No ensucié la ropa ni tuve que pasar ninguna vergüenza frente a mis compañeros de trabajo o frente a los uniformados que acompañaba, pero sí me quedé pensando en este ritmo del freelanceo, en el voltaje del “touch and go” en casa para lavar la ropa y cambiar la maleta, en que llevo años sin pasar un mes en casa, siempre en transputamierda, siempre en la ruta, un poco a la deriva, al vaivén del viento y de la suerte, aguantando a ver si llego o si no. Pienso en esta vida de malabarista emocional y financiero que es el periodismo independiente que ejercemos muchos: un gremio en el que cada vez más oigo a mis pares quejarse porque, aún arriesgando la vida, esto no es rentable.

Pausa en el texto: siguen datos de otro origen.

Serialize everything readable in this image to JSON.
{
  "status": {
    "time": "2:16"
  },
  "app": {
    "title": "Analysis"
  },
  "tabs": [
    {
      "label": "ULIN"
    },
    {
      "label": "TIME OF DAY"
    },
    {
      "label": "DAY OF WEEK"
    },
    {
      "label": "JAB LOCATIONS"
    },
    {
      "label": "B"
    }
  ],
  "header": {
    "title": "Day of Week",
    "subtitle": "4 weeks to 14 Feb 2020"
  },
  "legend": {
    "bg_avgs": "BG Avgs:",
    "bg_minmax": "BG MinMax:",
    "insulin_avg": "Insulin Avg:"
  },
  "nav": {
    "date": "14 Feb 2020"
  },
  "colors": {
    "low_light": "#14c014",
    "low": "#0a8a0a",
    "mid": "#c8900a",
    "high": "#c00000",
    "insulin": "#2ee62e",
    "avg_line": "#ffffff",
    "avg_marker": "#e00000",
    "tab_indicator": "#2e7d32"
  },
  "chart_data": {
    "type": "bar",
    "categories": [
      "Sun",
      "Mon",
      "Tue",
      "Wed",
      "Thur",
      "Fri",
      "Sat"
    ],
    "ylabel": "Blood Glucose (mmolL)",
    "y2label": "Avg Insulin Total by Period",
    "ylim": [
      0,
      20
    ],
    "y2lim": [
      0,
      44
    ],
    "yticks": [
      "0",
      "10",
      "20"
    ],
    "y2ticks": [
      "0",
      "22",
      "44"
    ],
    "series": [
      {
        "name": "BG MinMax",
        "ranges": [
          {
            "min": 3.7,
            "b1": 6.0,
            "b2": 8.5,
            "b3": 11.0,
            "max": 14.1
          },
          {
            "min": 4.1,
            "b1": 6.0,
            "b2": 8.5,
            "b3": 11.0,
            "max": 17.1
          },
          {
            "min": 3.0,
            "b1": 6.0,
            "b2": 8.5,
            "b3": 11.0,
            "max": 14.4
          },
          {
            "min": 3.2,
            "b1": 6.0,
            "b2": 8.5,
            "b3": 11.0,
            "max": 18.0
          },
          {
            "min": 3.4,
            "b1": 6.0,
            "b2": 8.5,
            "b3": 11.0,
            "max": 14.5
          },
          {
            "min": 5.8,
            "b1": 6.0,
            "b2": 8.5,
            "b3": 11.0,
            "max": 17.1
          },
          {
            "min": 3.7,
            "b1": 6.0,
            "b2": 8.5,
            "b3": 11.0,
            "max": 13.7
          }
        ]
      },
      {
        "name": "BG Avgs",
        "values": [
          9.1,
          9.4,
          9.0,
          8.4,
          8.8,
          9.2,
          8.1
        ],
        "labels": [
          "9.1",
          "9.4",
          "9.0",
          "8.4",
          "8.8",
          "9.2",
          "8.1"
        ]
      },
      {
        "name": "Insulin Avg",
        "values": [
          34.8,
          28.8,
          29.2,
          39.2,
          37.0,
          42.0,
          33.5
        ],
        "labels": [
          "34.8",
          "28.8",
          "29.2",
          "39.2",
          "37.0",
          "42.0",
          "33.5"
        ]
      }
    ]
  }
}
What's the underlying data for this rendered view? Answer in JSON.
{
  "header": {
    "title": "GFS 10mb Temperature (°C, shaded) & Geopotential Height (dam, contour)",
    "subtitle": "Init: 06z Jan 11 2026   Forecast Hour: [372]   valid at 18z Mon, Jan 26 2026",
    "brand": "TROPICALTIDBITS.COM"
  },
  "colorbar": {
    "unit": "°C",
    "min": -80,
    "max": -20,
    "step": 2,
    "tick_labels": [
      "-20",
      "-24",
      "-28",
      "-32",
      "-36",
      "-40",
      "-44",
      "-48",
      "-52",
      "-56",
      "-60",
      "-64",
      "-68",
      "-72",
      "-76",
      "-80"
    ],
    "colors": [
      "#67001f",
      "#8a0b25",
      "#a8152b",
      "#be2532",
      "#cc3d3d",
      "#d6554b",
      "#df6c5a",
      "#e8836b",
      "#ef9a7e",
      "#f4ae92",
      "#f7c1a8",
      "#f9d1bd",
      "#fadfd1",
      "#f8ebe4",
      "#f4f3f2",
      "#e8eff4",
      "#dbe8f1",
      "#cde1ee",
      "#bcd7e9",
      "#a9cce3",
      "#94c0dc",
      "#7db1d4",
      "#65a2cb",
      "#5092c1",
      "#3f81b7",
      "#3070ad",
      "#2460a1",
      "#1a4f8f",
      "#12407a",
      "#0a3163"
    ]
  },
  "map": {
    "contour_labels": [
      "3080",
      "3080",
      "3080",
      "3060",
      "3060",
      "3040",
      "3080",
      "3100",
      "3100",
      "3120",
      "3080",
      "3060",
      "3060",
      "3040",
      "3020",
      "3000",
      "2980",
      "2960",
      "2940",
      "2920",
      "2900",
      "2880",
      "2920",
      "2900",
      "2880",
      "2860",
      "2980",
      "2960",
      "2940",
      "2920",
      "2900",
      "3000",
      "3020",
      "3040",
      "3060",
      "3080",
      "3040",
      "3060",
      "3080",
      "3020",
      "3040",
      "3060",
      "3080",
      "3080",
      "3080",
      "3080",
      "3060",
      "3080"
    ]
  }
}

Lastimosamente tengo que decir que esto es más la regla que una excepción y que las cosas no han cambiado mucho. Hoy, unos ocho años después de ese vuelo inolvidable, las cosas no son muy diferentes.
Son muchos freelancers que no la tienen fácil, este es un gremio hostil y lleno de altibajos y dificultades. Casi ningún medio latinoamericano paga de forma decente, es más, muchos no pagan y esperan que trabajes por el crédito, e incluso muchos medios ya no contratan fotógrafos y los pocos que lo hacen ofrecen honorarios miserables y condiciones severas y extremas de trabajo en donde los fotógrafos ponemos en segundo lugar nuestro bienestar físico, emocional y nuestra salud mental, con tal de tomar el trabajo y llegar a fin de mes.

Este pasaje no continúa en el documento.